Jean Deslauriers (24 June 1909 – 30 May 1978) was a Canadian conductor, violinist, and composer. As a conductor he had a long and fruitful partnership with the Canadian Broadcasting Corporation; conducting orchestras for feature films and television and radio programs for more than 40 years. He also worked as a guest conductor with orchestras and opera companies throughout Canada and served on the conducting staff of the Opéra du Québec. The Canadian Encyclopedia describes him as "a conductor with a sober but efficient technique, who was always faithful to the written score [and] equally at ease conducting concerts, opera, and lighter repertoire." His best-known compositions are his Prélude for strings and the song, La Musique des yeux. He is the father of soprano Yolande Deslauriers-Husaruk.
Born in Montreal, Deslauriers was a child prodigy and began his career as a concert violinist as a young teenager. He studied the violin with Émile Taranto and Camille Couture. He notably gave annual concert tours with singers Paul Dufault and Joseph Saucier in Canada and the United States between 1924-1929. He also studied with Claude Champagne (orchestration) Auguste Descarries (counterpoint and instrumentation), Romain-Octave Pelletier I (harmony and solfège) between 1918-1923. During the early 1930s he worked as a violinist and conductor aboard cruise ships.

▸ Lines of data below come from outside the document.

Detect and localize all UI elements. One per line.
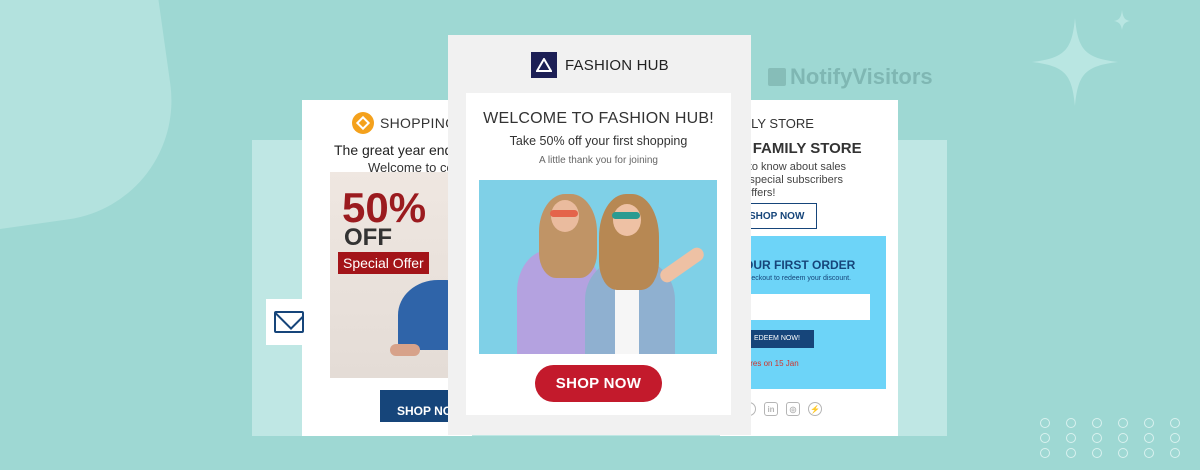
- social-links: t in ◎ ⚡: [742, 402, 822, 416]
- messenger-icon[interactable]: ⚡: [808, 402, 822, 416]
- thanks-note: A little thank you for joining: [539, 155, 658, 166]
- shopping-tagline: The great year end: [334, 142, 453, 158]
- linkedin-icon[interactable]: in: [764, 402, 778, 416]
- first-order-coupon-box: OUR FIRST ORDER checkout to redeem your …: [730, 236, 886, 389]
- envelope-icon: [274, 311, 304, 333]
- shop-now-button[interactable]: SHOP NOW: [535, 365, 662, 402]
- special-offer-badge: Special Offer: [338, 252, 429, 274]
- redeem-now-button[interactable]: EDEEM NOW!: [744, 330, 814, 348]
- background-blob: [0, 0, 187, 235]
- coupon-title: OUR FIRST ORDER: [744, 258, 856, 272]
- coupon-code-field[interactable]: [744, 294, 870, 320]
- triangle-logo-icon: [531, 52, 557, 78]
- welcome-title: WELCOME TO FASHION HUB!: [483, 110, 714, 127]
- dot-pattern: [1040, 418, 1188, 458]
- model-leg: [390, 344, 420, 356]
- brand-name: NotifyVisitors: [790, 64, 933, 89]
- brand-mark-icon: [768, 68, 786, 86]
- coupon-expiry: pires on 15 Jan: [744, 359, 799, 368]
- sparkle-star-icon: [1032, 10, 1130, 106]
- instagram-icon[interactable]: ◎: [786, 402, 800, 416]
- offer-off: OFF: [344, 224, 392, 251]
- shopping-email-card: SHOPPING The great year end Welcome to c…: [302, 100, 472, 436]
- fashion-hub-header: FASHION HUB: [531, 52, 669, 78]
- fashion-hub-panel: WELCOME TO FASHION HUB! Take 50% off you…: [466, 93, 731, 415]
- discount-subtitle: Take 50% off your first shopping: [509, 134, 688, 148]
- shopping-logo-icon: [352, 112, 374, 134]
- coupon-subtitle: checkout to redeem your discount.: [744, 275, 852, 282]
- fashion-hub-email-card: FASHION HUB WELCOME TO FASHION HUB! Take…: [448, 35, 751, 435]
- models-photo: [479, 180, 717, 354]
- shopping-brand: SHOPPING: [380, 115, 457, 131]
- mail-tile: [266, 299, 312, 345]
- notifyvisitors-logo: NotifyVisitors: [768, 64, 933, 90]
- fashion-hub-brand: FASHION HUB: [565, 56, 669, 74]
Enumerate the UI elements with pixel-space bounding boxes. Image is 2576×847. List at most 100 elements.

In 1935 Deslauriers became a member of the Montreal Symphony Orchestra with whom he played for the next decade. In 1936 he began working for CBC Radio in Montreal as a conductor, conducting orchestras for such programs as Radio-Concerts canadiens, Théâtre lyrique Molson, and Concerts d'opéras among others. As television became a more established medium he also conducted for CBC TV programs like L'Heure du concert, Sérénade, and Concerts populaires. He notably conducted the orchestra for the LaFlèche Trophy Award winning radio and television program Serenade for Strings from 1937-1957. Following World War II he began arranging and conducting the scores for many films for the CBC. In 1954 he conducted one of the first opera broadcasts by CBC TV with a televised version of Gioachino Rossini's The Barber of Seville. He conducted several more opera broadcasts for the CBC, including performances of André Messager's Monsieur Beaucaire (1954), Charles Gounod's Roméo et Juliette (1971) and Giacomo Puccini's Madama Butterfly (1977).